Home Movies Dick Van Dyke, 92, Raps “A Spoonful of Sugar” at Academy Tribute...

With the new Emily Blunt- Lin Manuel Miranda “Mary Poppins” coming this fall, the great songwriters Richard and Robert Sherman are back in the spotlight. The Academy honored them last night with  “Sherman Brothers: A Hollywood Songbook”  and oh what a night it was.  Richard Sherman, who just turned 90, was there in full force to revel in the night.  (His brother and writing brother Robert passed away in 2012 at the age of 86.)

The evening was hosted by John Stamos, a true fan boy who explained his life long love of the Sherman’s music and the relevance it has today.  “Their music is an poignant now as it was back then. The same light that shines on a child in Disneyland seeking joy shines on a child in Syria seeking shelter.”

LeAnn Rimes entranced the audience with a knockout version of “Stay Awake” from “Mary Poppins.” Keala Settle — fresh off her Oscar nominated hit with “This is Me” — got the night’s musical numbers started with “It’s A Small World” written by the Shermans, which became Disney’s park theme song.

But the star of the night who everyone had come to see was the amazing 92 year old Dick van Dyke, who MUST receive a Kennedy Center Honor this year.

DvD told a story about the Sherman brothers and  “Mary Poppins.”  “The brothers never made fun of my Cockney accent. A lot of people did.  I don’t even bother to go to England anymore.”  DvD said Walt Disney “saw the world through the eyes of a child.  He had this vision. The Shermans shared that vision, their music goes straight to your heart.  I realized on “Mary Poppins” that we were creating something that hadn’t been before.”

Then along with the barbershop quartet Vantastix, van Dyke performed a medley of his hits, and yes, he rapped a version of “Spoonful of Sugar,” and danced like he was a 25 year old.

Hayley Mills surprised the audience by reprising “Let’s Stay Together” from “The Parent Trap.” The room exploded with applause. The youthful Mills came on to explain her history with the duo. She starred in “The Parent Trap” 58 years ago and like van Dyke, appears wonderfully youthful. (Maybe it’s from the Shermans’ songs.)  She continued, “Walt Disney introduced us. I think we probably all took it a bit for granted.  He was the original Big Daddy.  Your songs will survive for all time.”

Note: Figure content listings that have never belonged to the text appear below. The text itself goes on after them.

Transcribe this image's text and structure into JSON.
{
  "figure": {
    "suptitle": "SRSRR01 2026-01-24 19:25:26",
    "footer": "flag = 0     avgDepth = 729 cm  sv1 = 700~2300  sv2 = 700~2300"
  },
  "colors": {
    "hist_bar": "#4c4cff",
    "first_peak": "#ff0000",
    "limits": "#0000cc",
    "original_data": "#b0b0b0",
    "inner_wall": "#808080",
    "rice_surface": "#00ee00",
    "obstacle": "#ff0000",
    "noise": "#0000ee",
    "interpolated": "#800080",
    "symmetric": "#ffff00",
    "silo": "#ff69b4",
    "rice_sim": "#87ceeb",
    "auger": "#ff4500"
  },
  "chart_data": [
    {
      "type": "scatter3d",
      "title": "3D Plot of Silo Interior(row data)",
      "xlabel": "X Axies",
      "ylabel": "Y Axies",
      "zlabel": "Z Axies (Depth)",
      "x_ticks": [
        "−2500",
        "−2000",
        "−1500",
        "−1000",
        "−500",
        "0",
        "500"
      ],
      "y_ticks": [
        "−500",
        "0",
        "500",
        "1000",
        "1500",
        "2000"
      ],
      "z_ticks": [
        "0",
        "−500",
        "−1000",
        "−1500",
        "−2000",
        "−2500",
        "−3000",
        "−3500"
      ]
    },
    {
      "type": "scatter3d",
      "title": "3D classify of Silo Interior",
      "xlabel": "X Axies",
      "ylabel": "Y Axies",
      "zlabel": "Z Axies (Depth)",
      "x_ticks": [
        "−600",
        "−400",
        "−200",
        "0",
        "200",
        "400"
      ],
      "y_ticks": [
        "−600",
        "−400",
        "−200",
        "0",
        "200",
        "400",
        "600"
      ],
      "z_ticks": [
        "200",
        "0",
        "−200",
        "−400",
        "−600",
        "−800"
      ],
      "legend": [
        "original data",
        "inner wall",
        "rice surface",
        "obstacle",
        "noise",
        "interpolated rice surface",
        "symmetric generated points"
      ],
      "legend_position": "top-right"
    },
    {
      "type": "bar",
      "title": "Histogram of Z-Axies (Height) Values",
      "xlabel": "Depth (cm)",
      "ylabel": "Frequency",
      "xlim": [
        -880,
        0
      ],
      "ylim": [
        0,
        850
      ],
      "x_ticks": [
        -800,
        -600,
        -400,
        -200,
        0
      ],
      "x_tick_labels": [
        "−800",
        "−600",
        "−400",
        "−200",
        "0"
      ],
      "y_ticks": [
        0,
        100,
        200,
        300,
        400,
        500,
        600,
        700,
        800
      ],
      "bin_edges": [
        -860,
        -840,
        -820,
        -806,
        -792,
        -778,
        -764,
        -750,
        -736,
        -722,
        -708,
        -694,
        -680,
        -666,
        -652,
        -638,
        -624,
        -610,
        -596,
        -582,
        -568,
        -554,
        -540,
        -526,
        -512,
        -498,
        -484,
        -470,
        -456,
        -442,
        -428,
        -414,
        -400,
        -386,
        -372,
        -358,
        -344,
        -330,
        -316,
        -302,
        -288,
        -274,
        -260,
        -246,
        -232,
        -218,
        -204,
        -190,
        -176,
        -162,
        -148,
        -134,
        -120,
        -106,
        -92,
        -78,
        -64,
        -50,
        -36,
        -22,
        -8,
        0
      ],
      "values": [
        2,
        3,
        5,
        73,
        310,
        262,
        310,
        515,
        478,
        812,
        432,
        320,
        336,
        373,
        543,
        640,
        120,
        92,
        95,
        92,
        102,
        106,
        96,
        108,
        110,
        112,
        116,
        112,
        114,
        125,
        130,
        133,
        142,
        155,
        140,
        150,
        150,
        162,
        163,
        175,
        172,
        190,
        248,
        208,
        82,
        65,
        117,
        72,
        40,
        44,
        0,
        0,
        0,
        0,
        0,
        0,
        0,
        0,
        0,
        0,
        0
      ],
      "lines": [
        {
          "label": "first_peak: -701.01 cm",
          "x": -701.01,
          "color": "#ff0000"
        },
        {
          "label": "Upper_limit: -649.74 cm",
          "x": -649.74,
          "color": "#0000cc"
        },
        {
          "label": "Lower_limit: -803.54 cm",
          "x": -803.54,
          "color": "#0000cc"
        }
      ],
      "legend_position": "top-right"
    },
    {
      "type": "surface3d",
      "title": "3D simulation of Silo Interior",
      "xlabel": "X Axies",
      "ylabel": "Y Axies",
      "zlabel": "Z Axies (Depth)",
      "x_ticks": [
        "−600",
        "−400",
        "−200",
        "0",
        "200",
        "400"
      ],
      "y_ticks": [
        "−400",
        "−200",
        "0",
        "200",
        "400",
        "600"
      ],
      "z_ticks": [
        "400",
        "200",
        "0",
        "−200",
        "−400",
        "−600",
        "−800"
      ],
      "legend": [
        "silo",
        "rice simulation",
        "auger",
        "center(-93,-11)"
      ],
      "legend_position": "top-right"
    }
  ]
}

One surprise guest was Johnny Whittaker, who was the child star of the TV series “Family Affair.” He starred in the title role of Tom Sawyer, another movie with a Sherman score.

Richard’s son, Gregg, and Robert’s son, Jeffrey (married to the talented writer/comedienne Wendy Liebman) paid tribute to their dads.  Jeffrey noted that his father, “at age 19 was the first American soldier to liberate Dachau.”

Richard Sherman came on at the end to thunderous applause and a rousing standing ovation.  He noted his bond with his late brother.  “Robert told me to stick with him and that one day we’d be wearing silk pajamas.”   He then played the piano and sang “Supercalifragilisticexpialidocious,”  to the delight of the crowd.  He said poignantly, “I’ll never forget this night.”  Nor will anyone in the audience.  The evening ended with the audience standing singing, “Lets Go Fly A Kite,” with kites all over the room.  The Academy got everything right on this one.